STÉPHANE HESSEL – Sa mort aura fini par sanctifier Stéphane Hessel. Malgré tout le respect qu’on peut, qu’on doit avoir pour l’itinéraire d’un homme qui a traversé le siècle bon pied bon oeil, et qui est devenu une star une fois atteint le 4ème âge, le plus captivant et le plus difficile reste de comprendre le phénomène Hessel.
Jeudi 28 février, nos journaux seront remplis d’hommages. Chacun de nous arrivera l’éloge au fusil et saluera sa grandeur. Moi comprise. Un succès venu tardivement reste toujours mystérieux. Hessel est avant tout une légende créée par l’homme lui-même et par les vicissitudes d’une existence qu’il sut mettre en scène avec élégance.
Le film Jules et Jim relatant la vie de ses parents, son engagement de résistant et sa déportation à Buchenwald, qui en faisaient un exemple de courage, sa longue vie, son inépuisable énergie et surtout son optimisme ont fini par en faire un héros, en ces temps où nous en manquons cruellement. Il pouvait réciter des poèmes, toujours les mêmes, faire des discours, souvent un peu longs et répétitifs, soutenir avec enthousiasme toutes les causes perdues, être partout pour en parler avec plaisir.
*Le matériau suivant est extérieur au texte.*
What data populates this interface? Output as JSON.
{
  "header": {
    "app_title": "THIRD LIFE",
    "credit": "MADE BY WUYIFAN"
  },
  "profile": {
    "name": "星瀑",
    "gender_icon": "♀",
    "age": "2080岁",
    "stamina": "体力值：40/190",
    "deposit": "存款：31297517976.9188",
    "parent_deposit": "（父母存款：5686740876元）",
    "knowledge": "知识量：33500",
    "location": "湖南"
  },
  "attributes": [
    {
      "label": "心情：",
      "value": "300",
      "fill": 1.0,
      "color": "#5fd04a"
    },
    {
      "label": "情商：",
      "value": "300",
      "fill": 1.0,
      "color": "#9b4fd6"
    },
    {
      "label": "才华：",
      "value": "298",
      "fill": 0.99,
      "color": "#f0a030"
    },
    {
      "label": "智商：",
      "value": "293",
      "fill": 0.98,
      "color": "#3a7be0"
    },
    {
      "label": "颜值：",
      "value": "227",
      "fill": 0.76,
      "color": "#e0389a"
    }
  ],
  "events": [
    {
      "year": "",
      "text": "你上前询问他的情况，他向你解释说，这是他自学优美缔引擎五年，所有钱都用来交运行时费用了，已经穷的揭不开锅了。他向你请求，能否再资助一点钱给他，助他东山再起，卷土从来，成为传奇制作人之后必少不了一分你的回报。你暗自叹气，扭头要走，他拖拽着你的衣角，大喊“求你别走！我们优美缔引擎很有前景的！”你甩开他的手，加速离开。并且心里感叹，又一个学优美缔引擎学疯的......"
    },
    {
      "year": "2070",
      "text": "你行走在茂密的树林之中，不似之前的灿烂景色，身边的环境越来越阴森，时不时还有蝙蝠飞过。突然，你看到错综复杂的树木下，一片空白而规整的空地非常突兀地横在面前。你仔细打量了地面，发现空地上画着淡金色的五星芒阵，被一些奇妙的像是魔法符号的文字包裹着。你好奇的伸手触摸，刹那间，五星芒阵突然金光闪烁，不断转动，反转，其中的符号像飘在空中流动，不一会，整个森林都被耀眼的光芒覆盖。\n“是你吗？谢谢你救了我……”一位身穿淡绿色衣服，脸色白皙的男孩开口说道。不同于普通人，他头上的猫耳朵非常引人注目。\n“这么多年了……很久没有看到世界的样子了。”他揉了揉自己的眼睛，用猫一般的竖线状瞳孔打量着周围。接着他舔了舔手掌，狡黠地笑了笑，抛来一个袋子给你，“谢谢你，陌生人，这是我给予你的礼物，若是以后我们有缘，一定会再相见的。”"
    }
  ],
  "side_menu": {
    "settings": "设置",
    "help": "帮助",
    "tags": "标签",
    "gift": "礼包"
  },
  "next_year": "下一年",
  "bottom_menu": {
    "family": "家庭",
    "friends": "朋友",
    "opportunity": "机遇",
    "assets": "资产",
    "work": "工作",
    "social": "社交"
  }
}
Il était quelque part devenu l’arrière-grand père des désespérés. Il n’était pas un grand intellectuel, mais parlait bien, maniant les mots avec art, se contemplant un peu lui-même dans ces mots.
Il soutenait chaque personne qui le lui demandait, sans distinction. Et il m’a soutenue, moi aussi, lorsque j’ai fait appel à lui. Qui ne souhaitait pas l’avoir de son côté, à ses côtés? Était-il un homme gentil? Quelle importance? L’essentiel était qu’il soit partout. Tout le monde voulait l’avoir à son colloque, à sa journée de commémoration, à sa radio, à sa télé. Il avait été érigé en auguste amuseur de ceux qui étaient tristes pour s’être trop amusés ou pas assez. Avec quelques pages remplies d’empathie, il fit de l’indignation une religion, une vocation. Et c’est là que résida sa grandeur, plus que dans ce qu’il écrivait ou disait. S’indigner, plutôt que se révolter, voilà le slogan de notre modernité moderne. Avec l’autorité que lui conféraient le grand âge, son parler de grand bourgeois et son rire, il a pu devenir cette rock star dont une jeunesse à bout et sacrifiée par la crise avait besoin un peu partout.
Il était aussi un vrai Européen, ne serait-ce que par le fait de sa propre histoire. Et il l’était en ces sinistres temps de scepticisme européen. C’était un humaniste aussi, humanités comprises. Il était ce que nous ne sommes plus, et son côté démodé lui-même était précieux, qui rappelait ce passé dont nous avons besoin pour nous construire et qui nous manque. Il était à lui tout seul un siècle qui n’en finit pas, comme d’ailleurs ses interminables discours. En ces temps de jeunisme, il incarnait ce vieux sage que nous n’avons plus l’occasion de fréquenter puisque, nos parents et nos grands-parents, désormais, nous les enfermons dans des maisons de retraite. Dans cette société qui n’aime pas les anciens et qui tente de s’en débarrasser, lui était là pour dire ou démontrer le contraire. Et contre l’Alzheimer qui nous détache de notre mémoire, il était, par son hypermnésie, le modèle de ce que nous voudrions être lorsque nous serons vieux nous-mêmes.
Oui, c’est ainsi qu’il était devenu l’idole des jeunes et des vieux. Ses livres populaires, petit format et peu de pages, donnaient l’illusion à ceux qui ne lisaient plus qu’ils les rendaient intelligents. Ils leur donnaient du courage, aussi. Bestseller inattendu, rock star sans en avoir le look, sage sans l’être vraiment, vrai héros et héros fabriqué de toutes pièces, Hessel était au fond tout ce qu’il n’était pas vraiment, et on l’aimait aussi pour cela.
On pouvait ne pas être toujours d’accord avec ses idées, mais on ne pouvait pas ne pas reconnaître qu’il était un phénomène. Prenons le temps maintenant, au calme, de comprendre ce phénomène. Jusqu’au prochain?